The ten stanzas of Thomas’ “Altarwise By Owl-Light” are unrhymed sonnets that can be read biographically as an account of Thomas’ life, “beginning with his begetting” and proceeding through his childhood and proceeding through the poet’s life (Riley 9). And “In the beginning” it was dark, except perhaps for flickering candle light: “Altarwise by owl-light in the half-way house / The gentleman lay graveward with his furies” (Thomas, “Altarwise” 80).  In the dim twilight of the half-way house that is his mother’s womb, the yet unborn poet is already facing “graveward” toward death.
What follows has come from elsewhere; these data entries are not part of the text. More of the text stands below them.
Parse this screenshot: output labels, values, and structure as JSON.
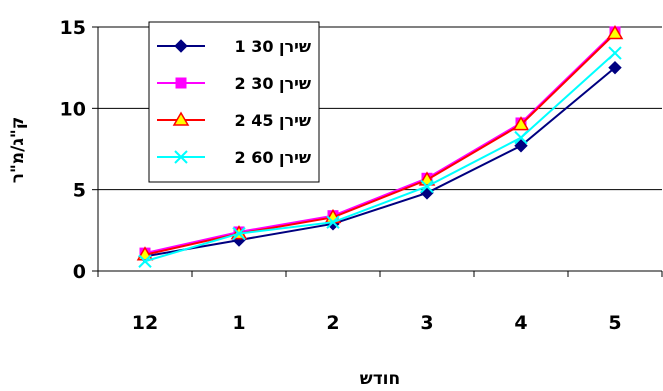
{
  "chart_data": {
    "type": "line",
    "xlabel": "חודש",
    "ylabel": "ק\"ג/מ\"ר",
    "categories": [
      "12",
      "1",
      "2",
      "3",
      "4",
      "5"
    ],
    "ylim": [
      0,
      15
    ],
    "yticks": [
      0,
      5,
      10,
      15
    ],
    "grid": true,
    "legend_position": "top-left",
    "series": [
      {
        "name": "1  30 שירן",
        "color": "#000080",
        "marker": "diamond",
        "values": [
          0.9,
          1.9,
          2.9,
          4.8,
          7.7,
          12.5
        ]
      },
      {
        "name": "2  30 שירן",
        "color": "#FF00FF",
        "marker": "square",
        "values": [
          1.1,
          2.4,
          3.4,
          5.7,
          9.1,
          14.7
        ]
      },
      {
        "name": "2  45 שירן",
        "color": "#FF0000",
        "marker": "triangle",
        "values": [
          1.0,
          2.3,
          3.3,
          5.6,
          9.0,
          14.6
        ]
      },
      {
        "name": "2  60 שירן",
        "color": "#00FFFF",
        "marker": "x",
        "values": [
          0.6,
          2.3,
          3.0,
          5.2,
          8.2,
          13.4
        ]
      }
    ]
  }
}
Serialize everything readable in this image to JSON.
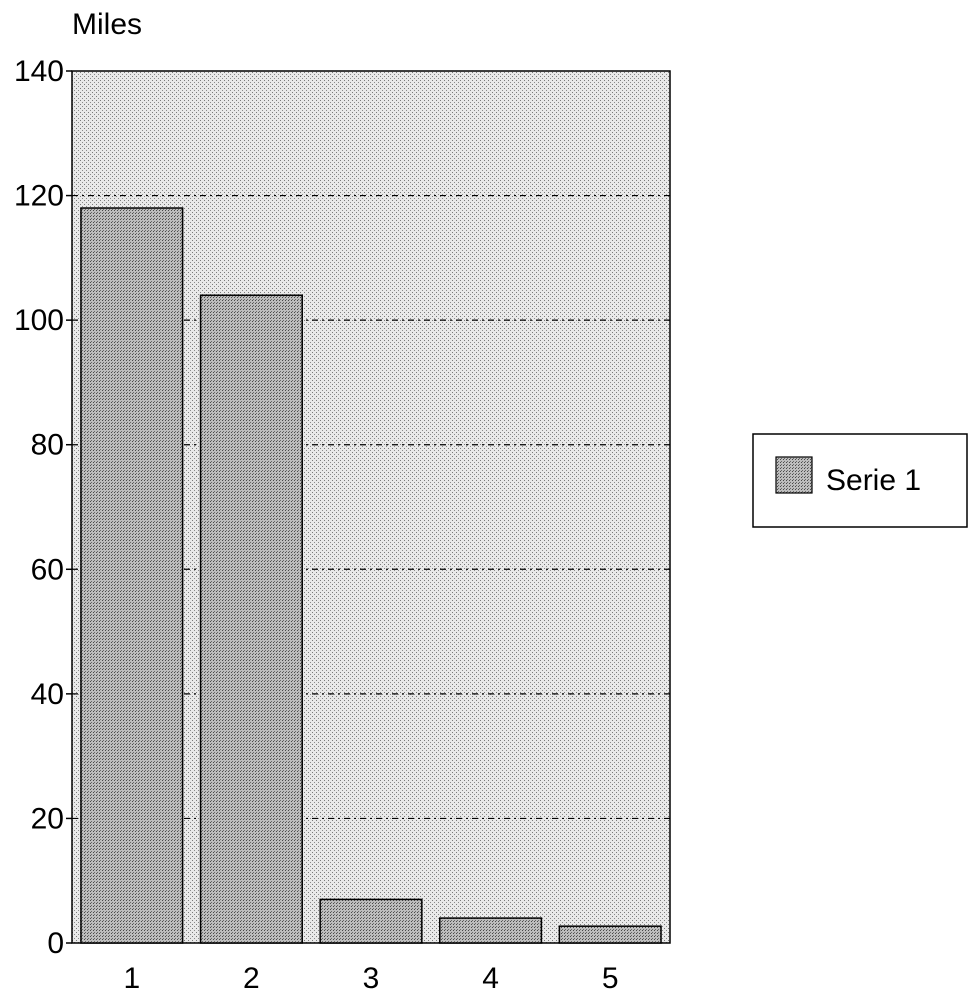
{
  "chart_data": {
    "type": "bar",
    "categories": [
      "1",
      "2",
      "3",
      "4",
      "5"
    ],
    "series": [
      {
        "name": "Serie 1",
        "values": [
          118,
          104,
          7,
          4,
          2.7
        ]
      }
    ],
    "ylabel": "Miles",
    "xlabel": "",
    "ylim": [
      0,
      140
    ],
    "yticks": [
      "0",
      "20",
      "40",
      "60",
      "80",
      "100",
      "120",
      "140"
    ],
    "grid": true,
    "legend": "right"
  }
}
Then, being birthed, the poet unleashes a torrent of images, allusions, and wordplay that all but overwhelms the reader.  Biblical allusions are frequent, piling up, one atop another from Adam (in Genesis, the first book of scripture) to Abaddon (in Revelation, the final).  Thomas also draws his images from Greek legends (“his furies” in stanza I, “sirens” in stanza V and “odyssey” and “river of the dead” in stanza IX), Roman poets (“white bear quoted Virgil” in stanza V), and American literature (“Rip Van Winkle” in stanza III, and “Jonah’s Moby” (that is, Moby Dick) in stanza V) and weaves them together with animals, card games, the human body, and his own idiosyncratic word play in which the words themselves become “generators of meaning” (Scutts 6) to create an impressionistic description of the journey from birth to death.

“I make one image,” says the poet, “though ‘make’ is not the right word; I let, perhaps, an image be ‘made’ emotionally in me and then apply to it what intellectual and critical forces I possess—let it breed another, let that image contradict the first, make, of the third image bred out of the other two together, a fourth contradictory image, and let them all, within my imposed formal limits, conflict” (Dylan Thomas).  And there is conflict within the poem.  The images clash against one another throwing up both sparks of illuminating light and obscuring smoke.  Meaning is both revealed and hidden; the poet giveth and the poet taketh away.

“Altarwise by Owl-Light” is not a straight poem, a narrative poem; it is not a poem that is easily read and understood.  It is complex and contradictory.  It is dense and obscure.  It is alternatingly wonderful and worrisome, bawdy and beautiful.  It is, like life, “As tarred with blood as the bright thorns I wept” (Thomas, “Altarwise 84).  And, again like life, it may still not make much sense when it ends, but there is something within of hope and life and “…resurrection in the desert … With stones of odyssey for ash and garland / And rivers of the dead around my neck” (Thomas, “Altarwise” 85).  We are born; we will die, but in-between those painful bloody bookends is something complex and beautiful.

Works Cited:
"Dylan Thomas." Academy of American Poets, n.d. Web.
Jones, Daniel ed. The Poetry of Dylan Thomas New York, James Laughlin. 1971.
Riley, Linda L. "The Word Made Flesh: Dylan Thomas' "Altarwise By Owl-Light""
Diss. Texas Tech U, 1973. Web. 13 Apr. 2015.
Rooser, Ted. The Poetry Home Repair Manual. Lincoln, NE. University of Nebraska Press. 2005.
Scutts, Julian. "Altarwise by Owl-light" by Dylan Thomas: What Is a Rude Red Tree? N.p., n.d. Web. 13 Apr. 2015.
Thomas, Dylan. “Altarwise By Owl-Light,” Collected Poems 1934 – 1952.
New York, New Directions Books. 1971.
Thomas, Dylan. “And Death Shall Have No Dominion,” Collected Poems 1934 – 1952.
New York, New Directions Books. 1971.
Thomas, Dylan. “Before I Knocked,” Collected Poems 1934 – 1952.
New York, New Directions Books. 1971.
Thomas, Dylan. “Do Not Go Gentle Into That Good Night,” Collected Poems 1934 – 1952.
New York, New Directions Books. 1971.